Henkel Accelerates M&A Pace With $1.3 Billion Spotless Deal

Henkel AG agreed to buy France’s Spotless Group SAS for 940 million euros ($1.3 billion) as the maker of Loctite glue and Persil detergent overcame concerns about overpriced deals to seal its second takeover in a week.

The deal to acquire the laundry aid, insect control and household-care company from BC Partners Holdings Ltd. should be completed by the first quarter, pending regulatory approval, Dusseldorf-based Henkel said in a statement. Henkel shares were little changed at the open of trading in Frankfurt.

The Spotless transaction is a sign Chief Executive Officer Kasper Rorsted is willing to push ahead with deals in a marketplace for assets that he has considered overvalued. After hesitating to use the 4 billion euros in cash available for acquisitions, Henkel on June 2 announced a 270 million-euro transaction to acquire three U.S. hair companies.

“We are very encouraged to see Henkel accelerating the pace of acquisitions as of 2014 and believe it could continue,” Paris-based Raymond James analyst Hermine de Bentzmann, who rates Henkel outperform, said in a note to clients. “The group has room to leverage these new brands rapidly both locally and also internationally.”
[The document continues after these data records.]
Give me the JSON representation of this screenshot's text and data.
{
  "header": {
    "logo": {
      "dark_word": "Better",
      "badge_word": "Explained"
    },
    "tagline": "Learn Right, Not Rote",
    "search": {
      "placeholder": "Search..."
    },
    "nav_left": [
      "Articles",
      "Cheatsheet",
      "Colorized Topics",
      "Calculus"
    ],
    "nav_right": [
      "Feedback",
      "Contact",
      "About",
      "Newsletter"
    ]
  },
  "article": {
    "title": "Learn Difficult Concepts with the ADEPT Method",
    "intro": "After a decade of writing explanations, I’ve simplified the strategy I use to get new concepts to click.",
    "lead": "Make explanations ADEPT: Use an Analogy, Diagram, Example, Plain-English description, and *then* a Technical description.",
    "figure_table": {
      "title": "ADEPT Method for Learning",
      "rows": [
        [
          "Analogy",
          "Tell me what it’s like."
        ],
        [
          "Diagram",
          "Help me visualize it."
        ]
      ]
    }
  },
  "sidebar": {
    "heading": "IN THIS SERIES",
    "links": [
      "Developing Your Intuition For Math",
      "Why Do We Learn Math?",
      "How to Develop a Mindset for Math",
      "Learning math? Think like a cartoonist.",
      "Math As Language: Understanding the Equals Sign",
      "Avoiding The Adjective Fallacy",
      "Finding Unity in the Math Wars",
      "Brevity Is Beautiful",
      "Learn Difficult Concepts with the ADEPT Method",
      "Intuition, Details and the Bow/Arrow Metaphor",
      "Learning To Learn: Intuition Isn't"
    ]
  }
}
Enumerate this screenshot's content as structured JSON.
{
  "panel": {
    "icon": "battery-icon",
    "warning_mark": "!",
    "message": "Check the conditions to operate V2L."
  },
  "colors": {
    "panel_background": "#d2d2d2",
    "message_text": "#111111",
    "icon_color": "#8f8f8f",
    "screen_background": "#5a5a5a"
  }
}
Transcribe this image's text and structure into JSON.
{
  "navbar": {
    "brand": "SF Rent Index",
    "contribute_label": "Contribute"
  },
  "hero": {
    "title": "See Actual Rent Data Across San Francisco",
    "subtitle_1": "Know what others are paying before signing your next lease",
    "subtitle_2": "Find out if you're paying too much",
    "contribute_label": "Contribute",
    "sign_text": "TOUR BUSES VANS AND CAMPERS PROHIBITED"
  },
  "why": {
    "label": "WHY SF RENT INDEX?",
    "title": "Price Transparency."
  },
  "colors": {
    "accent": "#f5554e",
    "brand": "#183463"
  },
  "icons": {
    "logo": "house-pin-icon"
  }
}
The deal for Spotless, which is based in the Parisian district of Neuilly-sur-Seine, is the Danish executive’s biggest deal since taking the reins in April 2008, according to data compiled by Bloomberg.

Spotless had sales of about 280 million euros in the last fiscal year and about 470 employees, Henkel said in a separate e-mailed presentation. The 940 million-euro takeover, which is all-cash and includes debt, represents 12.1 times earnings before interest, taxes, depreciation and amortization.

Accretive

Henkel has a target of increasing revenue to 20 billion euros in 2016 from 16.5 billion euros last year, with half of sales coming from markets such as Latin America or the Asia-Pacific region. In a further step toward that goal, it will also be absorbing SexyHair, Alterna and Kenra acquired from TSG Consumer Partners this month, adding hair care and styling products in the world’s single biggest market for those offerings.

“By acquiring the Spotless Group (SPO), we will strengthen our market position and enter highly profitable growth segments,” the CEO said in the statement. “The transaction will be immediately accretive to earnings.”

About half of Spotless’s revenue stems from laundry aids such as the Dylon fabric dye brand and Cebralin stain remover. A further 25 percent comes from insect-control products such as Catch and the remaining sales from household-care products including Vim.

PE Project

BC Partners acquired Spotless Group in 2010 for 640 million euros, according to the London-based private equity firm’s website. Previous owner Axa Private Equity created the company in 2005 after buying homecare-product maker Eau Ecarlate and then adding six cleaning-product brands in Italy, the U.K. and Ireland.

Spotless “has an exciting potential for future profitable growth within Henkel,” BC Partners Managing Partner Jean-Baptiste Wautier said in an e-mailed statement.

Henkel traded at 85.30 euros as of 9:07 a.m., an increase of 0.1 percent.

The private equity firm was advised by JPMorgan and Rothschild & Cie on the deal. Henkel declined to identify its advisers.